Pioli, L., Pili, S., Pili, V., Scollo, S., De Beni, E., Cantarero, M. (2023): Integrating field and monitoring data for hazard assessment: an Etna type case, XXVIII General Assembly of the International Union of Geodesy and Geophysics (IUGG) (Berlin 2023).
https://doi.org/10.57757/IUGG23-4413

Cite as: https://gfzpublic.gfz-potsdam.de/pubman/item/item_5021844

Abstract

Remote sensing of volcanic activity is an essential tool for hazard quantification and risk assessment. Monitoring often provides a unique source of data from which information on the eruption could be safely gathered. However, an accurate reconstruction of complex dynamics and mixed (effusive/explosive) events require complementing monitoring observations with field surveys and deposit studies. Deposit data are essential not only for the calibration of remote sensing techniques but also for the characterization of magma properties, fragmentation mechanisms, and an accurate description of the eruptive dynamics. We are presenting a detailed reconstruction of the 10 February 2022 SEC eruption of Etna (Italy), combining visual, thermal, UAS and satellite data with field surveys.

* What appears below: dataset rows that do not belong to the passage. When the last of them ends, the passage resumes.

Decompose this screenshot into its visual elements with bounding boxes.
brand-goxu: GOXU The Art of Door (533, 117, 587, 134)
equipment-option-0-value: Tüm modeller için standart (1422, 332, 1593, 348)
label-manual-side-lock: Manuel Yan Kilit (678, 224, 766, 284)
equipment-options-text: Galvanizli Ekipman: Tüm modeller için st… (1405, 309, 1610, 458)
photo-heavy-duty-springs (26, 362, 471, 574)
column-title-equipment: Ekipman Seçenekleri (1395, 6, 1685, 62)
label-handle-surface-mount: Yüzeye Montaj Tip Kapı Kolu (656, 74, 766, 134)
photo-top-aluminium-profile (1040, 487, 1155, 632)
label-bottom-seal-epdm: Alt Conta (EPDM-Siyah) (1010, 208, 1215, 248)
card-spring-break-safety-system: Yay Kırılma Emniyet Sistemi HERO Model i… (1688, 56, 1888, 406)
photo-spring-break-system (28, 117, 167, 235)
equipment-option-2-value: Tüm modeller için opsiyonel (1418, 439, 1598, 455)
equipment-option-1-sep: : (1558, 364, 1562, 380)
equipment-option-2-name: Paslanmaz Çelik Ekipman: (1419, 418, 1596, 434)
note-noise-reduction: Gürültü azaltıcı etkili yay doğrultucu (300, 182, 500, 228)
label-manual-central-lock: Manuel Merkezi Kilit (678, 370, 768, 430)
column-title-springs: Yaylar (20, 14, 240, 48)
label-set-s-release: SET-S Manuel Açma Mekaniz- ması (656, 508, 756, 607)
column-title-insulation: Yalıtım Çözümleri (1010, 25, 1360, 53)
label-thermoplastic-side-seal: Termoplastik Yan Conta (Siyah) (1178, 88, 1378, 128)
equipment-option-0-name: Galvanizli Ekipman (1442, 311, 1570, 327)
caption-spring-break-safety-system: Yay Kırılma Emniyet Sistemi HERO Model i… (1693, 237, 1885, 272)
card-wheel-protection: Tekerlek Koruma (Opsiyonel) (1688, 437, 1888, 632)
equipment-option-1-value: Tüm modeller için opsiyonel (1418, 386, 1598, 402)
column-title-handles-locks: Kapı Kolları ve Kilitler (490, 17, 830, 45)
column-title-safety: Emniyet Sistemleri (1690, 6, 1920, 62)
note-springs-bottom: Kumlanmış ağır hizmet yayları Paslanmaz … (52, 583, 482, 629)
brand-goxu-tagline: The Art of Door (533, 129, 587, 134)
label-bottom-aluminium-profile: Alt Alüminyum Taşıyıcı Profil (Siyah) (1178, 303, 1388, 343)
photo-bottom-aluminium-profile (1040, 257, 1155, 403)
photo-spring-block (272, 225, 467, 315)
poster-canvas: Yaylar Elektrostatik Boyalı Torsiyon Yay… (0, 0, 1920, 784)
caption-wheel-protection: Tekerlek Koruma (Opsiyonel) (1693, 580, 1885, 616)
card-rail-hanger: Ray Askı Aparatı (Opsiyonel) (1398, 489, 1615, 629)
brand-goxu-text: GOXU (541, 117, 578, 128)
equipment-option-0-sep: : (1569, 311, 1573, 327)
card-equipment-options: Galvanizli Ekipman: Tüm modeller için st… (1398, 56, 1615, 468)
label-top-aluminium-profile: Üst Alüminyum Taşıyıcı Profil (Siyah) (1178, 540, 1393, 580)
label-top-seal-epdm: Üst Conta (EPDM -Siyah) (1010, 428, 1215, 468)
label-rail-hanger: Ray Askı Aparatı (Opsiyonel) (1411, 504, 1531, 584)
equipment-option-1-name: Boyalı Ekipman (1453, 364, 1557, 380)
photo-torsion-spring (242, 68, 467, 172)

While a lava flow was continuously fed, explosive activity started and climaxed with the generation of a lava fountain which lasted about 100 min and formed a plume rising up to 13 km a.s.l., extending up to 60 km to the NW. In the meanwhile, explosions triggered cone instability and a series of 10 collapses generating flows running to the S and E. Tephra blanket volume, grainsize and componentry were calculated based on samples collected from 26 outcrops at distances ranging from 1 to 26 km from the vent; flow lobes volume, grainsize and componentry were assessed based on data collected from UAS surveys and stratigraphic data and samples from more than 30 trenches. Finally, by comparing field and monitoring data we obtained a full reconstruction and quantification of the eruptive sequence.